FIG. 1 is a schematic flow chart of a lane line vanishing point compensating method according to the present invention;

fig. 2 is a schematic flow chart of a specific lane line vanishing point compensating method according to an embodiment of the present invention;

FIG. 3 is a schematic diagram of the effect and compensation of a two-line constraint fit in the Y direction of vanishing points with large values and compensation;

FIG. 4 is a schematic diagram of the effect and compensation of the two-line constraint fitting in the vanishing point Y direction when the value is small and compensated;

FIG. 5 is a schematic diagram illustrating an embodiment of a noise-containing vanishing point with a large position and its compensated effect;

FIG. 6 is a schematic diagram illustrating a noise-containing vanishing point with a small position and its compensated effect according to an embodiment of the present invention;

fig. 7 is a schematic structural diagram of a lane line vanishing point compensation system based on parallel constraint according to an embodiment of the present invention.

Detailed Description

The embodiments of the present invention are described below with reference to specific embodiments, and other advantages and effects of the present invention will be easily understood by those skilled in the art from the disclosure of the present specification.

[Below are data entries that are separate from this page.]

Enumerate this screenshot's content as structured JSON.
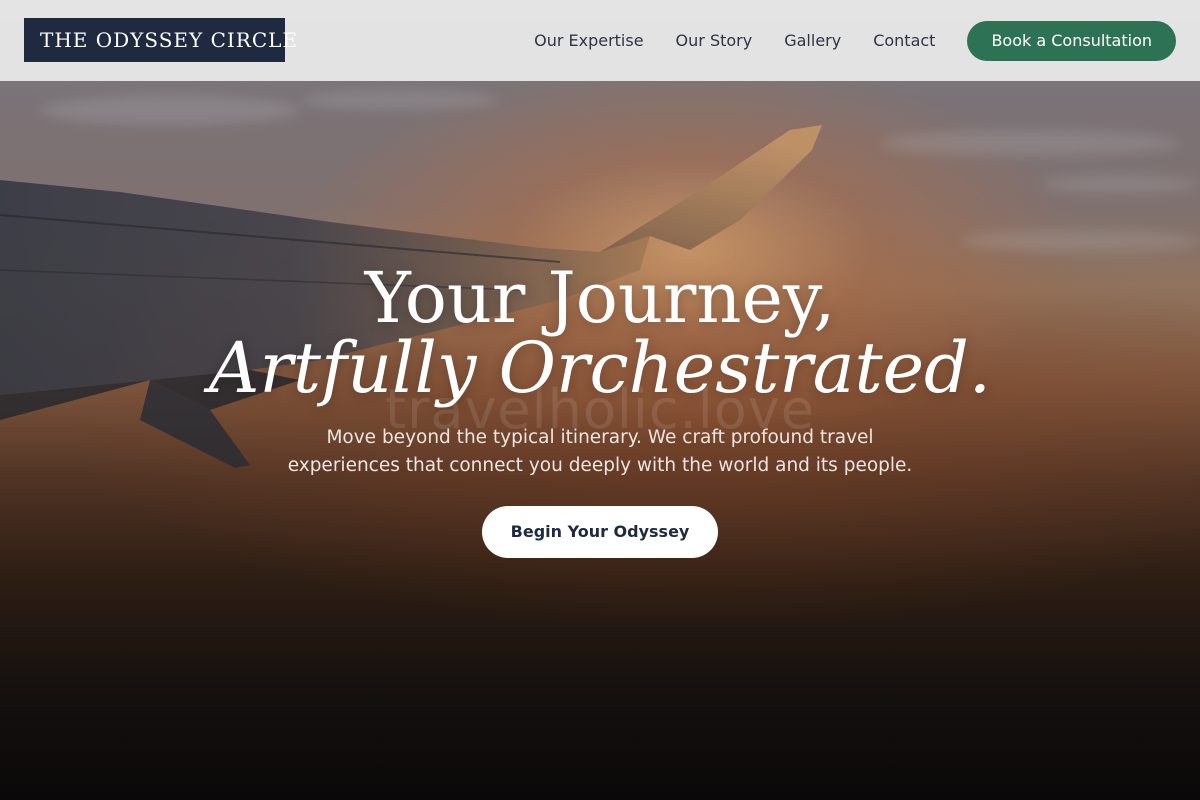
{
  "brand": {
    "name": "THE ODYSSEY CIRCLE"
  },
  "nav": {
    "items": [
      {
        "label": "Our Expertise"
      },
      {
        "label": "Our Story"
      },
      {
        "label": "Gallery"
      },
      {
        "label": "Contact"
      }
    ],
    "cta_label": "Book a Consultation"
  },
  "hero": {
    "headline_line1": "Your Journey,",
    "headline_line2": "Artfully Orchestrated.",
    "watermark": "travelholic.love",
    "subtext": "Move beyond the typical itinerary. We craft profound travel experiences that connect you deeply with the world and its people.",
    "button_label": "Begin Your Odyssey"
  },
  "colors": {
    "logo_bg": "#1f2a40",
    "cta_bg": "#2e7256",
    "header_bg": "#ececec"
  },
  "icons": {
    "hero_image": "airplane-wing-sunset-image"
  }
}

It is to be understood that the described embodiments are merely exemplary of the invention, and not restrictive of the full scope of the invention. The invention is capable of other and different embodiments and of being practiced or of being carried out in various ways, and its several details are capable of modification in various respects, all without departing from the spirit and scope of the present invention. It is to be noted that the features in the following embodiments and examples may be combined with each other without conflict. All other embodiments, which can be derived by a person skilled in the art from the embodiments given herein without making any creative effort, shall fall within the protection scope of the present invention.

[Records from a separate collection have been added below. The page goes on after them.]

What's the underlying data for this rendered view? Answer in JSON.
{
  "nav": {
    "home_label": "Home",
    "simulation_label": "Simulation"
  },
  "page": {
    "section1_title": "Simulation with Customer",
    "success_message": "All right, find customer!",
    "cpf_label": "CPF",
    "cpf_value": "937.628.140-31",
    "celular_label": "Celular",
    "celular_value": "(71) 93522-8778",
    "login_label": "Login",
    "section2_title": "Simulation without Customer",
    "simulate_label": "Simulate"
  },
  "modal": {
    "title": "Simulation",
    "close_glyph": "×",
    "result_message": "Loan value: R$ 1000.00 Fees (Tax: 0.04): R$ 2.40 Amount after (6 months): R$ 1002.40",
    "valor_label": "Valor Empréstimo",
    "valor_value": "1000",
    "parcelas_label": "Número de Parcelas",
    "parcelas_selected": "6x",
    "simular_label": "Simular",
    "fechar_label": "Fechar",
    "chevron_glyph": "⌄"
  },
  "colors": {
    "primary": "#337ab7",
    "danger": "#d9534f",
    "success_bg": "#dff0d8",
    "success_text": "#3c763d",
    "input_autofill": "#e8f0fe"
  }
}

It is noted that various aspects of the embodiments are described below within the scope of the appended claims. It should be apparent that the aspects described herein may be embodied in a wide variety of forms and that any specific structure and/or function described herein is merely illustrative. Based on the disclosure, one skilled in the art should appreciate that one aspect described herein may be implemented independently of any other aspects and that two or more of these aspects may be combined in various ways. For example, an apparatus may be implemented and/or a method practiced using any number of the aspects set forth herein. Additionally, such an apparatus may be implemented and/or such a method may be practiced using other structure and/or functionality in addition to one or more of the aspects set forth herein.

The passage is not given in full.